DNA测序技术的最新进展使收集比前几年大得多的序列数据成为可能,几个测序平台现在能够在一次运行中生成大于1 Gb的序列数据。尽管从头开始使用这些系统进行基因组测序仍然是一个挑战,因为在组装短阅读方面存在困难,其极高的吞吐量使下一代测序方法成为各种功能基因组学应用的越来越有吸引力的选择,包括转录组分析、,蛋白质与DNA相互作用的全球鉴定和单核苷酸多态性(SNP)发现。最近的几项研究证明了基于序列的方法在这些应用中的可行性和优势(约翰逊等。,2007; 那加拉克什米等。,2008; 托雷斯等。,2008; 威廉等。,2008). 尽管在处理这些系统产生的海量数据(主要是将单个序列读取映射到参考基因组)方面存在计算挑战,但在这些领域也取得了重大进展(Li等。,2008; 史密斯等。,2008)总的来说,高通量测序将成为功能基因组学日益强大的选择。

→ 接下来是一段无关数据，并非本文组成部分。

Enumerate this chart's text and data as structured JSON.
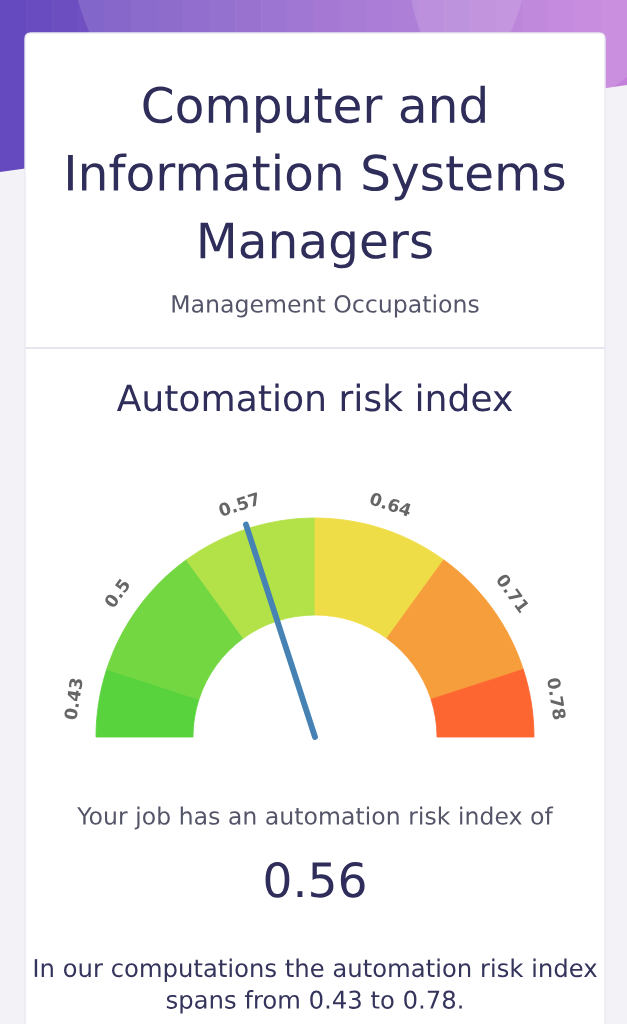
{
  "chart_data": {
    "type": "donut",
    "title": "Computer and Information Systems Managers",
    "subtitle": "Management Occupations",
    "categories": [
      "0.43",
      "0.5",
      "0.57",
      "0.64",
      "0.71",
      "0.78"
    ],
    "values": [
      10,
      20,
      20,
      20,
      20,
      10
    ],
    "colors": [
      "#58d23d",
      "#72d741",
      "#b3e148",
      "#efdd48",
      "#f69e3b",
      "#fd6630"
    ],
    "needle": "0.57",
    "annotations": [
      "Automation risk index",
      "Your job has an automation risk index of",
      "0.56",
      "In our computations the automation risk index spans from 0.43 to 0.78."
    ]
  }
}
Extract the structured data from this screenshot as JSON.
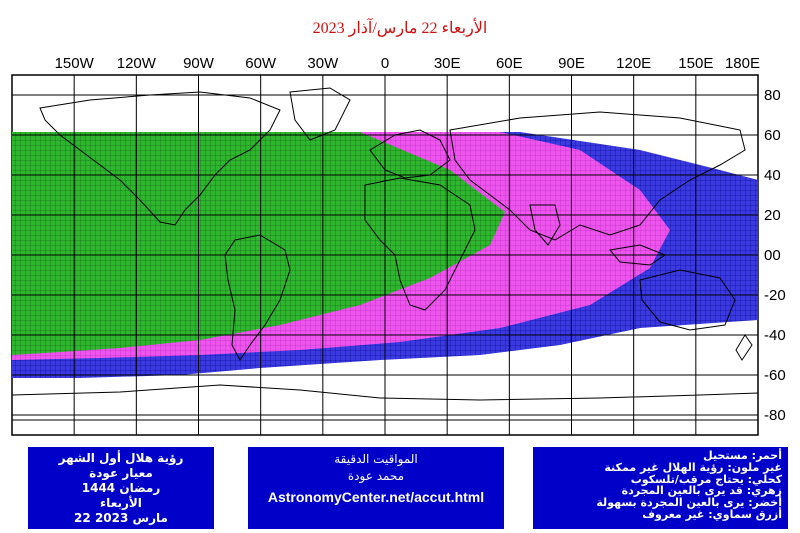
{
  "title": "الأربعاء 22 مارس/آذار 2023",
  "map": {
    "lon_ticks": [
      "150W",
      "120W",
      "90W",
      "60W",
      "30W",
      "0",
      "30E",
      "60E",
      "90E",
      "120E",
      "150E",
      "180E"
    ],
    "lat_ticks": [
      "80",
      "60",
      "40",
      "20",
      "00",
      "-20",
      "-40",
      "-60",
      "-80"
    ],
    "colors": {
      "green": "#2fb62f",
      "magenta": "#ee55ee",
      "blue": "#3a3ae0",
      "grid": "#000000",
      "box": "#0000c8"
    },
    "visibility_regions": [
      {
        "color": "green",
        "meaning": "يرى بالعين المجردة بسهولة"
      },
      {
        "color": "magenta",
        "meaning": "قد يرى بالعين المجردة"
      },
      {
        "color": "blue",
        "meaning": "يحتاج مرقب/تلسكوب"
      }
    ]
  },
  "info_left": {
    "line1": "رؤية هلال أول الشهر",
    "line2": "معيار عودة",
    "line3": "رمضان 1444",
    "line4": "الأربعاء",
    "line5": "22 مارس 2023"
  },
  "info_mid": {
    "line1": "المواقيت الدقيقة",
    "line2": "محمد عودة",
    "url": "AstronomyCenter.net/accut.html"
  },
  "legend": {
    "line1": "أحمر: مستحيل",
    "line2": "غير ملون: رؤية الهلال غير ممكنة",
    "line3": "كحلي: يحتاج مرقب/تلسكوب",
    "line4": "زهري: قد يرى بالعين المجردة",
    "line5": "أخضر: يرى بالعين المجردة بسهولة",
    "line6": "أزرق سماوي: غير معروف"
  }
}
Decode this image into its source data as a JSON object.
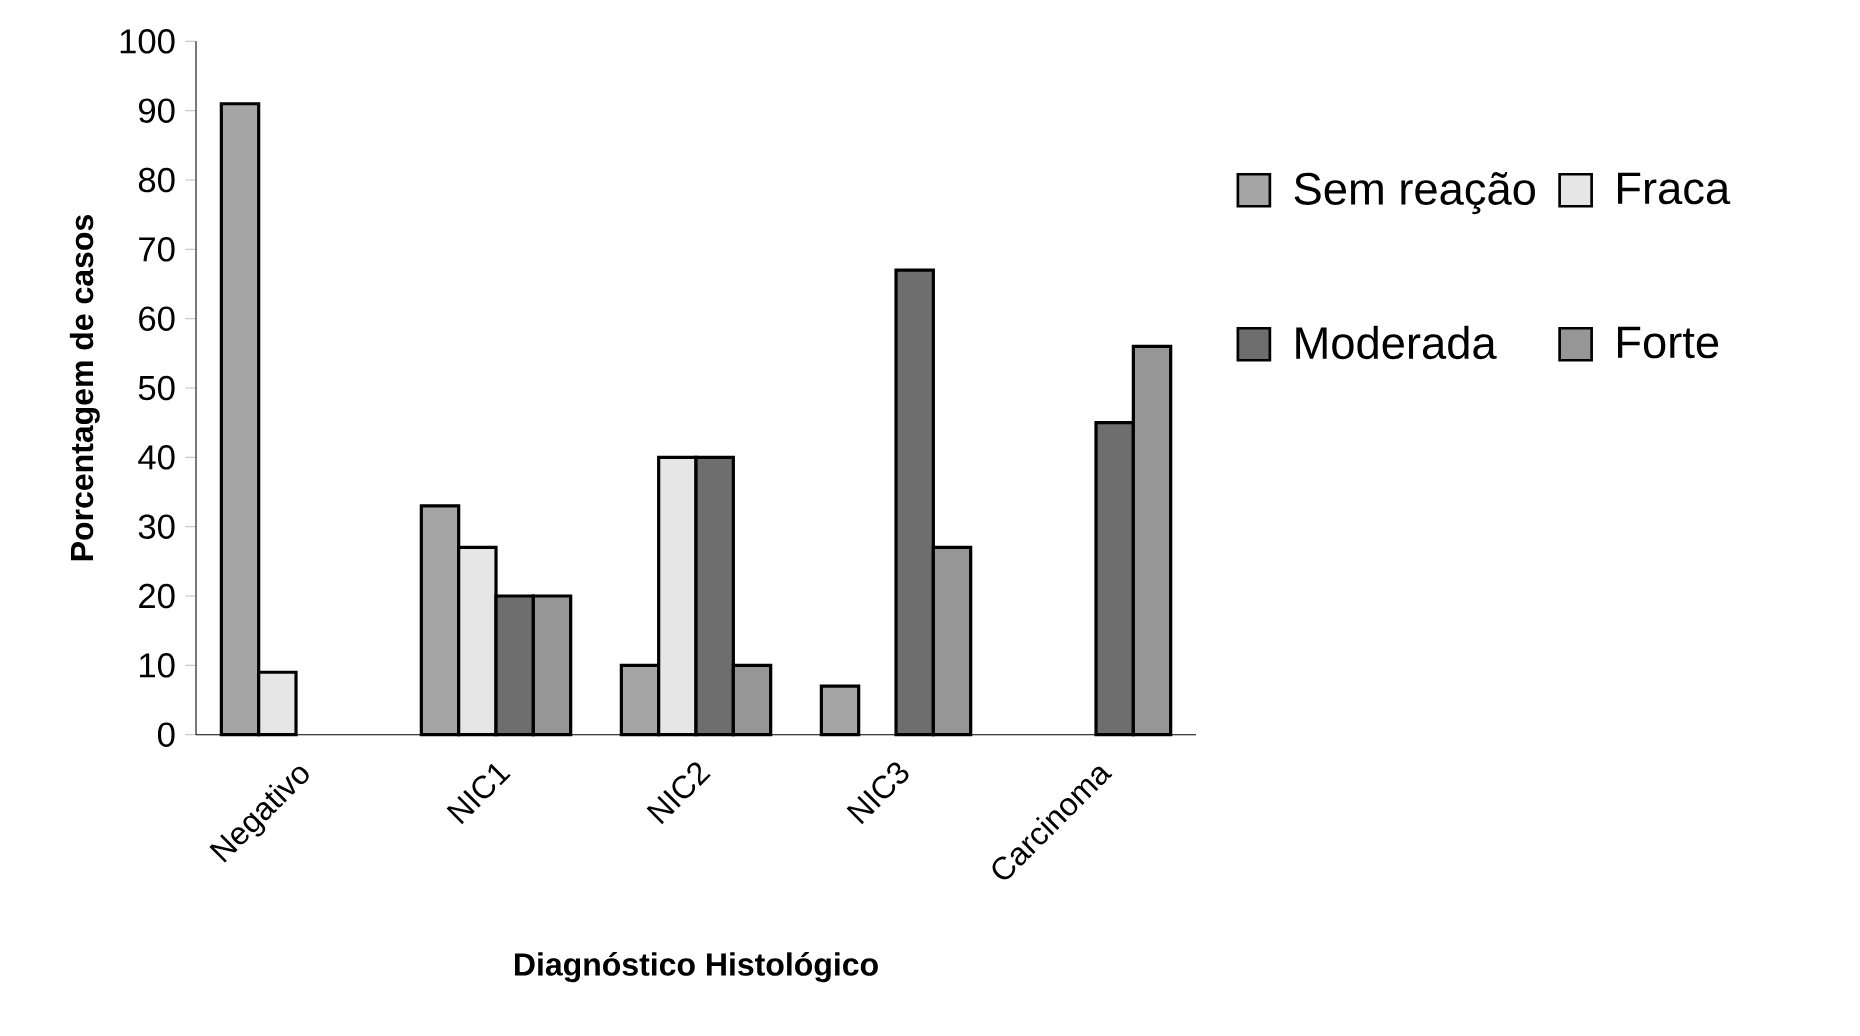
{
  "chart_data": {
    "type": "bar",
    "xlabel": "Diagnóstico Histológico",
    "ylabel": "Porcentagem de casos",
    "categories": [
      "Negativo",
      "NIC1",
      "NIC2",
      "NIC3",
      "Carcinoma"
    ],
    "series": [
      {
        "name": "Sem reação",
        "color": "#a6a6a6",
        "values": [
          91,
          33,
          10,
          7,
          null
        ]
      },
      {
        "name": "Fraca",
        "color": "#e6e6e6",
        "values": [
          9,
          27,
          40,
          null,
          null
        ]
      },
      {
        "name": "Moderada",
        "color": "#6e6e6e",
        "values": [
          null,
          20,
          40,
          67,
          45
        ]
      },
      {
        "name": "Forte",
        "color": "#969696",
        "values": [
          null,
          20,
          10,
          27,
          56
        ]
      }
    ],
    "ylim": [
      0,
      100
    ],
    "yticks": [
      0,
      10,
      20,
      30,
      40,
      50,
      60,
      70,
      80,
      90,
      100
    ],
    "legend": "right",
    "grid": false
  }
}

最新的下一代测序平台之一是Applied Biosystems SOLiD系统。该平台比之前描述的系统生成的序列数据要多得多——每次运行6 Gb或更多,25–35 nt读取,并使用独特的连接介导测序策略,该策略不太容易出现与高通量逐个合成测序策略相关的一些问题,例如均聚物序列的不准确记录(Shendure等。,2005,请参阅Applied Biosystems网站以获取平台的完整描述)。此外,SOLiD系统使用双基编码方案,其中每个数据点代表两个相邻的碱基,每个碱基被询问两次,这有助于区分测序错误和真正的多态性。总之,这些属性使SOLiD测序系统特别适合于各种功能基因组学应用。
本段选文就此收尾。